Psikiater adalah dokter dengan spesialisasi di bidang Ilmu Kedokteran Jiwa sehingga sering disingkat menjadi dokter jiwa. Cabang-cabang spesialistik ilmu kedokteran yang sudah populer di masyarakat, di antaranya: Ilmu Kesehatan Anak (dokter anak), Ilmu Kebidanan dan Penyakit Kandungan (dokter obsgyn), Ilmu Penyakit Dalam (dokter penyakit dalam), Ilmu Penyakit Saraf (dokter saraf), dan cabang-cabang lainnya. Sehingga dasar ilmu seorang psikiater adalah ilmu kedokteran, artinya harus kuliah kedokteran dulu guys.

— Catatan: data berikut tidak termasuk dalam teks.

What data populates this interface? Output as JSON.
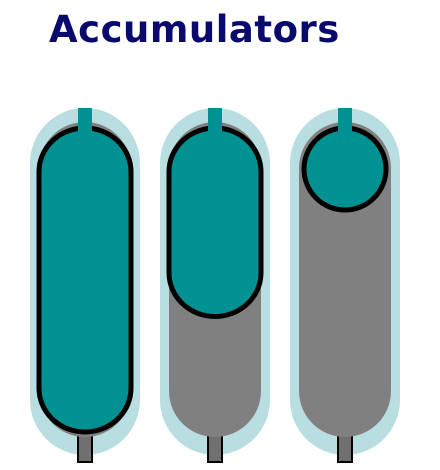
{
  "title": "Accumulators",
  "colors": {
    "title": "#0a0a6e",
    "shell": "#b9dee2",
    "bladder_gas": "#009292",
    "hydraulic_fluid": "#808080",
    "outline": "#000000",
    "port": "#707070"
  },
  "accumulators": [
    {
      "name": "accumulator-empty",
      "gas_fraction": 1.0
    },
    {
      "name": "accumulator-partial",
      "gas_fraction": 0.62
    },
    {
      "name": "accumulator-charged",
      "gas_fraction": 0.27
    }
  ]
}
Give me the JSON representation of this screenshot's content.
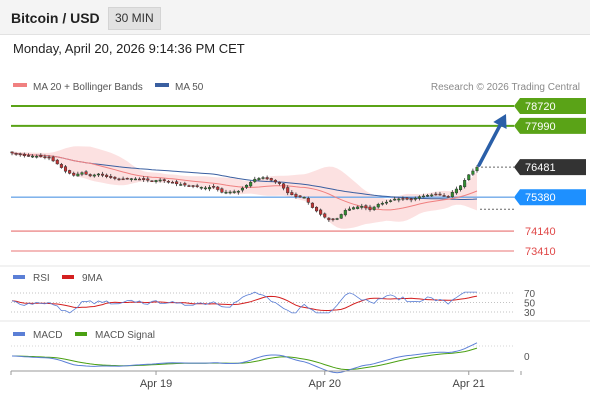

Seperti cabang spesialistik lainnya, seorang dokter psikiater sudah menamatkan pendidikan dokter umumnya terlebih dahulu sebelum bersekolah lagi sekurangnya 4 tahun lamanya hingga lulus sebagai seorang Spesialis Kedokteran jiwa. Total lama pendidikan seorang psikiater adalah sekitar 10 tahun (6 tahun kedokteran umum dan 4 tahun pendidikan spesialis) wooooowwww :0
Di dalam masa pendidikannya, seorang psikiater mempelajari berbagai dasar ilmu psikologi (teori kepribadian, psikodinamika, psikoterapi, diagnosis gangguan jiwa, pola relasi interpersonal, relasi dengan lingkungan, dan lain sebagainya) sekaligus mempelajari dasar medis bagaimana timbulnya suatu kondisi kejiwaan. Selama 4 tahun masa pendidikannya, dokter psikiater menangani berbagai kasus psikiatri di rawat inap dan rawat jalan rumah sakit serta menerima konsultasi dari bidang-bidang spesialistik kedokteran lainnya. Dokter psikiater menangani pasien dengan masalah kejiwaan mulai dari pasien anak hingga pasien manula.
Sementara seorang psikolog yang berpraktek disebut sebagai psikolog klinis. Psikolog klinis adalah para lulusan S1 sarjana psikologi yang meneruskan pendidikan masternya di bidang psikologi klinis artinya, harus kuliah S1 di jurusan psikologi, kemudian melanjutkan S2 di jurusan psikologi klinis. Sehingga seorang psikolog klinis di Indonesia memiliki gelar M.Psi di belakang namanya. Sementara di luar negeri, seorang psikolog yang dapat berpraktek adalah para sarjana psikologi yang telah menyelesaikan pendidikan doktoralnya (S3) dengan gelar Ph.D atau Psy.D.
Dasar ilmu psikologi adalah ilmu sosial. Seorang psikolog klinis di Indonesia menyelesaikan pendidikannya selama 6 tahun (4 tahun pendidikan S1 Psikoogi dan 2 tahun pendidikan master psikologi). Untuk sertifikasi Psikolog Klinis biasanya harus mendaftarkan diri ke Organisasi Psikologi, kalo di Indonesia namanya HIMPSI (Himpunan Psikologi Indonesia)
Diagnosis dan Terapi
Para psikiater saat pasien datang akan melakukan pemeriksaan yang disebut wawancara psikiatri. Sebetulnya pemeriksaan ini mirip dengan anamnesa yang dilakukan oleh dokter-dokter di bagian lainnya namun demikian biasanya lama wawancara psikiatri cukup panjang. Selain mencari problema psikologis yang dibawa oleh pasien, psikiater juga akan menanyakan mengenai masalah-masalah medis lainnya yang mungkin diduga berkaitan dengan kondisi pasien saat ini. Setelah cukup melakukan pemeriksaan wawancara psikiatri dan pemeriksaan fisik, psikiater akan memberikan terapi berdasar kondisi pasien saat itu. Terapi yang diberikan biasanya adalah dengan obat yang dikombinasi dengan psikoterapi. Ada beberapa kasus di mana terkadang psikoterapi saja sudah cukup dan psikiater tidak merasa perlu untuk meresepkan obat.